Monday, September 27, 2010

Day 6: Five people who mean a lot to me.
I think this is a loaded question.  And the Libra in me hates it. 
What if I offend someone who isn't in the 5?  And again, it goes wihout saying,
Alexander and Eric would be first on the list/
This question makes me dislike this blog challenge but I'm committed...

1.  Leadership Camp Senior Counselors: 
They inspire me, challenge me, and push me to better than I am.  They remind me of the good in people.  Despite camp being seven days, and all of us are on our best behavior, I trust these folks to be honest with me.  They are incredible people who live the Rainier Magic every day of their lives.  It's just who they are and I aspire to be more like them. Plus, they listened to me complain about "the job" for six years and were the first ones I wanted to tell when I was offered it this year.  They get it.  And me.

2 and 3.  My brother and sister:
Our relationships have strengthened over the years.  I can be totally pissed off at them in one minute and completely defend them in the next.  I am the oldest of three and I have always and continue to love them with a fierceness to protect and hover over them.  I have learned that they don't need my protection so our adult friendships have morphed into even playing fields.  While they are the first to frustrate me; they are also the first to support, encourage, and love me.  I am immensely proud of them for where they are in their lives, careers, and with their families. 

4.  My cousin Jodie:
She is my best friend.  She validates me.  She calls me on my shit.  She makes me a better person.  I don't see her near as much as I should (what happened to our monthly dinner visit plan?).  When I do see her, she has to make the trek to us but she never complains about it.  I should make more of an effort but she gets where I am in life and accepts me for it.  She loves my husband.  And she loves my son almost as much as I do.  And she cried about my cat, too. 

5.  My ASB students:
They rock.  They push me to do my best as a teacher.  And they have totally stepped up with a new advisor who knew nothing about their plans for the year.  They know I am a control freak but have understood, better than I it seems, that I would be busy with this new job.  So, they have stepped in when needed, without being asked, and not one single task has been dropped by the team.  That's saying a lot when working with 40+ student-leaders.  And they eat all my candy...which my arse doesn't need, so it's a good thing.

Ok, maybe that wasn't as hard as I thought.  Just don't be mad if you didn't make the list.  It did only allow for five people and these people came to mind tonight. 






1 comment:

  1. Thank you for making me smile today!
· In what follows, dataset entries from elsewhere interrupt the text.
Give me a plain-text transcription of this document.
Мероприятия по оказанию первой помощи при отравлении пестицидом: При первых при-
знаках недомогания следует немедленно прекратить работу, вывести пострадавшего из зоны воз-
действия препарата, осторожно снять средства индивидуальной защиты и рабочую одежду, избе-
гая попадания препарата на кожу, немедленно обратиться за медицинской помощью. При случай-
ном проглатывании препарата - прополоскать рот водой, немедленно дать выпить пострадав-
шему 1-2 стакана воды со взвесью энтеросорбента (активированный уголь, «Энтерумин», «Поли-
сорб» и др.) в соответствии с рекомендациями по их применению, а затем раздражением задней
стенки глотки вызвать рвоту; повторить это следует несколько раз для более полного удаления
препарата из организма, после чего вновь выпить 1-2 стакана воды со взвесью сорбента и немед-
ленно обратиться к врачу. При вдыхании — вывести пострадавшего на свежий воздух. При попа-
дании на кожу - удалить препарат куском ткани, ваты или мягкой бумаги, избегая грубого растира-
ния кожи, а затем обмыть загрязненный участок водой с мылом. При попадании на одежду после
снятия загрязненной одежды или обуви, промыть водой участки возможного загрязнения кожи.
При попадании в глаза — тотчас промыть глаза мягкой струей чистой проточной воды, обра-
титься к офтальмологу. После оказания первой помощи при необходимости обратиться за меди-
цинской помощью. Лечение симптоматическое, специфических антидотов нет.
I haven't been on the computer for 3 days, and I get to catch up many days at once. I think that the things that we regret are all of the things that make us stronger. I think that we can only learn from things that we feel we didn't do "right". That said...i love you and I am glad that it was only 10 years. It could have been forever. It also means that we have another 45 ahead of us....guess it all depends upon how old I actually get!
    Sorry about Schmoo...I hope that you realize how much he was loved and that you gave him some great years filled with lots of love!